我已经修改了今天早些时候的答案。现在,我生成了一些示例数据,可在这些数据上运行代码。其他人正确地建议您研究使用插入符号包,我同意。但是,在某些情况下,您可能会发现有必要编写自己的代码。下面,我试图说明如何在R中使用sample()函数将观察结果随机分配给交叉验证折叠。我还使用for循环对10个训练集执行变量预选择(使用单变量线性回归,其最大p值截止值为0.1)和模型构建(使用逐步回归)。然后,您可以编写自己的代码,以将结果模型应用于验证折叠。希望这可以帮助!
################################################################################
## Load the MASS library, which contains the "stepAIC" function for performing
## stepwise regression, to be used later in this script
library(MASS)
################################################################################
################################################################################
## Generate example data, with 100 observations (rows), 70 variables (columns 1
## to 70), and a continuous dependent variable (column 71)
Data <- NULL
Data <- as.data.frame(Data)
for (i in 1:71) {
for (j in 1:100) {
Data[j,i] <- rnorm(1) }}
names(Data)[71] <- "Dependent"
################################################################################
################################################################################
## Create ten folds for cross-validation. Each observation in your data will
## randomly be assigned to one of ten folds.
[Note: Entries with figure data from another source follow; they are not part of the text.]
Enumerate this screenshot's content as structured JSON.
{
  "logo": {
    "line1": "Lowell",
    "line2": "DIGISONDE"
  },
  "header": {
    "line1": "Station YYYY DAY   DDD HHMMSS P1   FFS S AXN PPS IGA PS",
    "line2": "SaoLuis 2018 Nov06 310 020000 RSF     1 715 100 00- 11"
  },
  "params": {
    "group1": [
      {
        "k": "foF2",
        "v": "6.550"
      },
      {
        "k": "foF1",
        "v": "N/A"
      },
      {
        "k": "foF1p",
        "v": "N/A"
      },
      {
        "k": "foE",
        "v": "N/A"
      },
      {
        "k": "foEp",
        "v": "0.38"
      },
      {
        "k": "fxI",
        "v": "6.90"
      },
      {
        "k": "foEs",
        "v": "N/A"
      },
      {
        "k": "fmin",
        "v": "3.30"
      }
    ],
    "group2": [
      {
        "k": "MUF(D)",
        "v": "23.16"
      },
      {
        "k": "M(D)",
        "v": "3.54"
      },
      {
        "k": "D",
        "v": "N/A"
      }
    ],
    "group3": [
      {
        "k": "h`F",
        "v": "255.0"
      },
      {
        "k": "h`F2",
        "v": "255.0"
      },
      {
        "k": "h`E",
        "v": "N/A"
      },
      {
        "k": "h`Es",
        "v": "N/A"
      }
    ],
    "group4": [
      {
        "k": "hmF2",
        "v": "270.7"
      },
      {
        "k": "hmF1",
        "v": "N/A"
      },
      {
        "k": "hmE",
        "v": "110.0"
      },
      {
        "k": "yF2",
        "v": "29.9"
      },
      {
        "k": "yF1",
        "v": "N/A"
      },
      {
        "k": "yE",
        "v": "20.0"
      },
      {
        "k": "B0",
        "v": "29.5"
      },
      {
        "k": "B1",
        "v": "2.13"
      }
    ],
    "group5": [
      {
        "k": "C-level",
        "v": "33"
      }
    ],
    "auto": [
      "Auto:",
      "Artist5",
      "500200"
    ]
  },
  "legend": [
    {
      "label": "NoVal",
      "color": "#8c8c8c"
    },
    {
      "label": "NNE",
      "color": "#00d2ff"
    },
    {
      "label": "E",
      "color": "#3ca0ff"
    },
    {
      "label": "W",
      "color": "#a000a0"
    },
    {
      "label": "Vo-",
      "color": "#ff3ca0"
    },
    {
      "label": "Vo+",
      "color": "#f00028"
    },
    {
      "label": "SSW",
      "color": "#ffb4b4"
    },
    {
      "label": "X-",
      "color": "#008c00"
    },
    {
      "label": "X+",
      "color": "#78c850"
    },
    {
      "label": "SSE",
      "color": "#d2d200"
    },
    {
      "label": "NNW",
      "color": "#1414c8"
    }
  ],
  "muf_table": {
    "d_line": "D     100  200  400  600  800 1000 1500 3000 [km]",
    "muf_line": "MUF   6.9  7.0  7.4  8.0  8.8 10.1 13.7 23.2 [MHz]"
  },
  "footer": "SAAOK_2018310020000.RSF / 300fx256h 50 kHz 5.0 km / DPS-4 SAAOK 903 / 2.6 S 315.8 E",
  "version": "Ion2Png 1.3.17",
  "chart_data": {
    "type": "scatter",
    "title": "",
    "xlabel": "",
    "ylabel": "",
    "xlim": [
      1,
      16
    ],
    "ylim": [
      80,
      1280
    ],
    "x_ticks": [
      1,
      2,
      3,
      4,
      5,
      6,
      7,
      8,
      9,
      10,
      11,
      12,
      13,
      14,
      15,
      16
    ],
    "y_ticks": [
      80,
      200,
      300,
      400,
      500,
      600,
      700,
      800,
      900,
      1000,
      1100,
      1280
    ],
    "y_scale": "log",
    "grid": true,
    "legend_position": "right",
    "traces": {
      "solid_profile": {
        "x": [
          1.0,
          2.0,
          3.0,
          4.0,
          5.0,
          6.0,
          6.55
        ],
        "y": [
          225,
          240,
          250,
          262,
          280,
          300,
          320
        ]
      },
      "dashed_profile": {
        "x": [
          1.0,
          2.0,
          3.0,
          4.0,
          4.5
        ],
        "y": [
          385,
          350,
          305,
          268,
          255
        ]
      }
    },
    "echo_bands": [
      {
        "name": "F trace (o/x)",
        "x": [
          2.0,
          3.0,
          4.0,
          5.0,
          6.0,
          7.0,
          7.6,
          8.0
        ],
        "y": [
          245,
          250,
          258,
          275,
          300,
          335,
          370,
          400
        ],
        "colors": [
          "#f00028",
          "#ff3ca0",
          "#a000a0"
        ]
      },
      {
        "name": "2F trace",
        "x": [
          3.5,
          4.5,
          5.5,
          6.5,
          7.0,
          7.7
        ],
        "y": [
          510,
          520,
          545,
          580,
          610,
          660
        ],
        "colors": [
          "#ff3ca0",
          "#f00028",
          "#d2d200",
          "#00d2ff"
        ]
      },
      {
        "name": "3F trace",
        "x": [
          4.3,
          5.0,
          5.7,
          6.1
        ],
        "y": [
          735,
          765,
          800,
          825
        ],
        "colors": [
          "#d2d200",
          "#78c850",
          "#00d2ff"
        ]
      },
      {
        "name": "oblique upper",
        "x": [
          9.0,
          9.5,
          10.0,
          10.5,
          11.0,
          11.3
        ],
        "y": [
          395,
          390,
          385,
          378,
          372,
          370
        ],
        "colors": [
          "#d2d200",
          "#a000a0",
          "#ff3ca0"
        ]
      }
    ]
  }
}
Data$Fold <- sample(c(rep(1:10,10)))
## Each fold will have the same number of observations assigned to it. You can
## double check this by typing the following:
table(Data$Fold)
## Note: If you were to have 105 observations instead of 100, you could instead
## write: Data$Fold <- sample(c(rep(1:10,10),rep(1:5,1)))
################################################################################
################################################################################
## I like to use a "for loop" for cross-validation. Here, prior to beginning my
## "for loop", I will define the variables I plan to use in it. You have to do
## this first or R will give you an error code.
fit <- NULL
stepw <- NULL
training <- NULL
testing <- NULL
Preselection <- NULL
Selected <- NULL
variables <- NULL
################################################################################
################################################################################
## Now we can begin the ten-fold cross validation. First, we open the "for loop"
for (CV in 1:10) {
## Now we define your training and testing folds. I like to store these data in
## a list, so at the end of the script, if I want to, I can go back and look at
## the observations in each individual fold
training[[CV]] <- Data[which(Data$Fold != CV),]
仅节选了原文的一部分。